Выругавшись, Джослин постучал в дверь дома. Из вестибюля отозвалась горничная. Она узнала его сразу же и проводила в гостиную, которая была очень сильно натоплена. Он услышал, как кто-то спустился по лестнице, и вскоре перед ним предстал Ник Росс, разодетый в выходную вечернюю одежду. В таком виде Ник мог сойти даже за аристократа, он выглядел весьма элегантно в этом шикарном френче из саксонской ткани и в белом шелковом жилете.
— Опаздываете, ваше высочество, — сказал Ник.
— Эшер задержал меня.
— Ты заставляешь этих ублюдков ждать.
— Не шипи, Ник. Это ты не любишь ждать.
Ник одел пальто и сунул руку во внутренний карман. Вытащив оттуда маленький револьвер, он проверил его.

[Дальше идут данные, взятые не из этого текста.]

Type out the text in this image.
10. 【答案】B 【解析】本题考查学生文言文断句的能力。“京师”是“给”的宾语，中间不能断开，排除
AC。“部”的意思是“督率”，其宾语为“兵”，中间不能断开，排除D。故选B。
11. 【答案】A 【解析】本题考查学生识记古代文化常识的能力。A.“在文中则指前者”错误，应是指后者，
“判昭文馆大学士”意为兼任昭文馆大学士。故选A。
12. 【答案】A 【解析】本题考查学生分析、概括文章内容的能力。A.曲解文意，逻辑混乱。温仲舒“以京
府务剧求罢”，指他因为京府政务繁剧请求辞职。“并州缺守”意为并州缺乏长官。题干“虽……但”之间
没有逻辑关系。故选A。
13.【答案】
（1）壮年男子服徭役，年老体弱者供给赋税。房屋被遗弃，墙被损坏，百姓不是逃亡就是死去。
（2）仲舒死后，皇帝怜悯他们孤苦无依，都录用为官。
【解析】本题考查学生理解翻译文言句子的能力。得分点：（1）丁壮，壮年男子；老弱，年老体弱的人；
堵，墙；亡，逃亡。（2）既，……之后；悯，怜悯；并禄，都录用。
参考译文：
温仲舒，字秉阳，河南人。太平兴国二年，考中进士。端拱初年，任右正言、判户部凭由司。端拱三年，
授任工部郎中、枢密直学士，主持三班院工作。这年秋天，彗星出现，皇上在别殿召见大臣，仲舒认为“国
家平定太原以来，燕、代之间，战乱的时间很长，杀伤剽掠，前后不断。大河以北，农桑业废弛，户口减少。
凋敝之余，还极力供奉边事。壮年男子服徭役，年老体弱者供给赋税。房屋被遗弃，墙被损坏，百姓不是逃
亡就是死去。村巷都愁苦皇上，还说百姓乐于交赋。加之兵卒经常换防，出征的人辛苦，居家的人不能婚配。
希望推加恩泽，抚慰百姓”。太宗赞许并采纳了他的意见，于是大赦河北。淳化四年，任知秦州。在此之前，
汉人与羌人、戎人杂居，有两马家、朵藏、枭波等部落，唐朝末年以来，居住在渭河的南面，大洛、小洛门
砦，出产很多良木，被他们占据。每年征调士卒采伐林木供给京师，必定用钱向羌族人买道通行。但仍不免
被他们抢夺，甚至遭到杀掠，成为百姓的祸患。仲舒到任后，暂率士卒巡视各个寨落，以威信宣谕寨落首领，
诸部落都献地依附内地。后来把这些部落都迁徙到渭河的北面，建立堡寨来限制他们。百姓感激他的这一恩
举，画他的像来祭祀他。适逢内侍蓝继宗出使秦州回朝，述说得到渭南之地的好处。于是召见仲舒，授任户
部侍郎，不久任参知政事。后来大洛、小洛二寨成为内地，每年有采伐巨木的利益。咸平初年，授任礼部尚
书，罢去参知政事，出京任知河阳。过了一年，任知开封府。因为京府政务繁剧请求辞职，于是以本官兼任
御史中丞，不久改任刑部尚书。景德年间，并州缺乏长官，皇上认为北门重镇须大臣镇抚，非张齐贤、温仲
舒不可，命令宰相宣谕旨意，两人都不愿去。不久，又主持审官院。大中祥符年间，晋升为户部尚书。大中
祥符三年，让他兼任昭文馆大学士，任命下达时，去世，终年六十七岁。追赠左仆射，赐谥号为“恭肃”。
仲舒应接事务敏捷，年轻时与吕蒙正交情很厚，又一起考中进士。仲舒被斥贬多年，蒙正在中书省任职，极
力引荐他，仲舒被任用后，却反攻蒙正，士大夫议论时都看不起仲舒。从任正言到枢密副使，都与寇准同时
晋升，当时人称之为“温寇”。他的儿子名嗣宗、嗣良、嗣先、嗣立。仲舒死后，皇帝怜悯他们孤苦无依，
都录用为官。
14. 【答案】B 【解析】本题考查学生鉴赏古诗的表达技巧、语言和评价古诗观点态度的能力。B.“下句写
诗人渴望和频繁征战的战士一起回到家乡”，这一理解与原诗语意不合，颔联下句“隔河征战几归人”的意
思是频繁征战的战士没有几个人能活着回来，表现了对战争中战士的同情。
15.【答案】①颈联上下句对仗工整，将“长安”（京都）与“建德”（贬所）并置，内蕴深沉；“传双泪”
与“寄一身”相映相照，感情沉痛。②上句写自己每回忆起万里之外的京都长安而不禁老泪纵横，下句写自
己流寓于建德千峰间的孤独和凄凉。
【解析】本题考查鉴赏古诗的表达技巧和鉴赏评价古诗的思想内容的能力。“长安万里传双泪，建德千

— Я думаю, этот тип тот самый.
— Ты уверен? — тихо спросил Джослин.
— Ага, но на этот раз я хочу проверить эту штуковину на него.
— На нем, Ник, на нем, — поправил его Джослин.
— Да, да, ваше выс-с-с-сочество, — сказал, растягивая звуки, Ник. — Живей, дорогой виконт. Пошли. Экипаж уже ждет, .
Джослин проверил, на месте ли его револьвер. Они вышли на улицу. Экипаж, стоявший у черного выхода, подъехал сразу же, как двери захлопнулись за ними.
Виконт удобно расположился сзади, так как путь к Сент-Джайлзу, расположенному в восточной части города, был длинным. Они проехали Ноттинг-Хилл, Кенсингтон, Гайд-Парк, затем повернули на Оксфорд-Стрит. Гайд-Парк вскоре совсем исчез из виду, дома стали тесниться все ближе к мостовой, как обычно бывает в бедных кварталах, уже доносилось отвратительное зловоние заброшенных водосточных канав. Чем дальше они продвигались, тем чаще мелькали пивнушки, а затем потянулся нескончаемый поток кабаков и трактиров. Движение затруднялось, так как по проезжей части разгуливали пешеходы, уличные разносчики предлагали прохожим фрукты и овощи, торговали пирожками.
Экипаж повернул на улицу, вымощенную разбитым булыжником. Они проехали три винных лавки и несколько пансионов. Джослин снял свой белый шелковый шарф и обернул им половину лица до глаз. Ник сделал то же самое. Экипаж двигался медленно, колеса то и дело попадали в ямы.
Джослин посмотрел в окно. Они подъезжали к какому-то пансиону, стоявшему на углу улицы. Мимо прогуливались проститутки, которых пытался разогнать здоровенный швейцар, стоявший у дверей пансиона. Двое мужчин, шатаясь, вышли из шумного кабака напротив. Швейцар наблюдал за ними, пока они не прошли мимо и не скрылись за углом. Все это время он держал руку в кармане, там, видимо, было оружие.
Экипаж остановился у пансиона. Джослин подмигнул швейцару, и тот улыбнулся, обнажив выбитые зубы.
Джослин посмотрел на Ника и, кивнув на швейцара, прошептал:
— Настало время купить его, приятель.